You may soon be able to step into a department store anywhere in the world, try on as many clothes as you like, and make your purchase without ever pulling out your credit card — or ever leaving your living room.
Such virtual shopping experiences are on the horizon, thanks to ever-increasing investments in virtual reality (VR) platforms. VR delivers immersive experiences through VR headsets, placing consumers in convincing virtual settings where they can redesign kitchens, test drive cars and try out products before making a purchase.
As the prevalence of VR technology grows, retailers have an opportunity to expand their brand and market reach by developing localized virtual shopping experiences for consumers around the world.
The Present and Future of VR
VR technology is still in its early stages, but recent developments hint that a meaningful leap forward for consumer VR is coming soon:
· Amazon’s Echo technology lets consumers make purchases as quick as you can say “Alexa,” but the major online retailer recently promoted its Prime Day event with virtual reality kiosks in shopping malls.
· Alibaba, an e-commerce giant and major Amazon competitor, did something similar in 2016 for Singles Day, the biggest shopping holiday in China. It showcased a VR shopping experience with its Buy+ app.
These are just two examples among a slew of other global companies that have used VR technology to enhance the consumer experience, including Swarovski, IKEA, Lowes, Swarovski and Tommy Hilfiger.
Currently, the retailer most likely to make virtual reality a commercial reality is Walmart. It recently acquired VR startup Spatialand and applied for two U.S. patents for technology that could potentially provide consumers with VR shopping experiences. Starting in October of 2018, Walmart employees will also use VR headsets for training purposes, so it may not be long before VR is incorporated into the consumer experience as well.
As major brands continue to discover practical use cases for VR technology and roll out experiences for domestic consumers, the next logical step would be to localize these experiences for international customers.
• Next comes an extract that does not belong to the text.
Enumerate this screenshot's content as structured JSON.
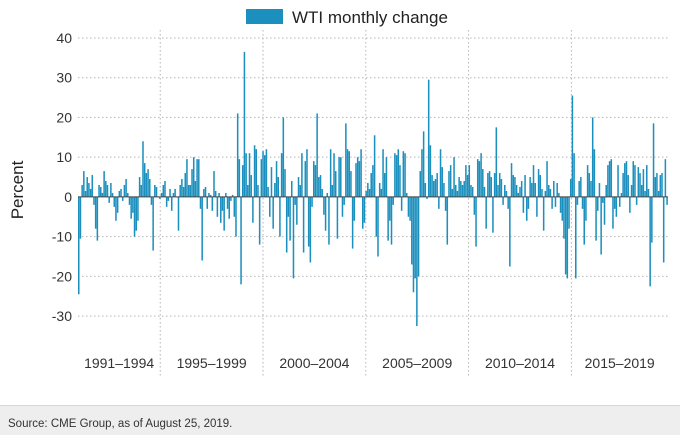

While no global retailer has yet made a notable attempt, the current state of technological development suggests that it’s simply a matter of time.
Contributing to the slow adoption of VR shopping is the fact that — as with all emerging technologies —developing VR content is challenging and costly.
Awareness of the technology has increased from 28 percent of the U.S. population in 2016 to 51 percent in 2018, according to a Nielson report, and prices for VR/AR devices for home use have gradually gone down in price over the years. But, with high-quality VR headsets costing around $200 on average in the United States, the barrier to entry is still high for many American households, and even higher in emerging markets.
If brands decide to virtually enter new global markets, localization compounds these challenges exponentially for each market and language. Beyond virtual world building (and virtualized, convincing 3D models of products), product descriptions and specifications must be translated, voiceovers must be re-recorded, and all brand messaging needs to be culturally appropriate and authentic. Even animation for gestures and body language may need to be localized for regional norms.
However, the same solutions that global brands use to give customers in-language, localized online experiences may be used in the future to translate and localize VR elements such as product information and voiceovers.
Someday, the same technology that detects, queues and translates content on websites or in industry-standard file formats can do the same for product descriptions and text displayed in virtual worlds.
Translation solutions that can handle media of all kinds, including images, video and web apps, may eventually handle VR media, too. And solutions that leverage existing translations to save costs for omnichannel use could just as easily repurpose translated content for VR channels.
As VR headset ownership increases worldwide and companies such as Walmart, Amazon and other global brands continue to experiment with virtual reality, it’s only a matter of time until VR shopping experiences are commonplace. As development technologies and tools become more affordable, so will the cost to build and populate virtual shops with virtual goods.
Forward-thinking brands should start planning now for the next frontiers of retail experience. This includes finding solutions that meet their multilingual VR business needs today, as well as in the future.
Craig Witt is Executive Vice President: Global Sales, Marketing and Go-To-Market at MotionPoint.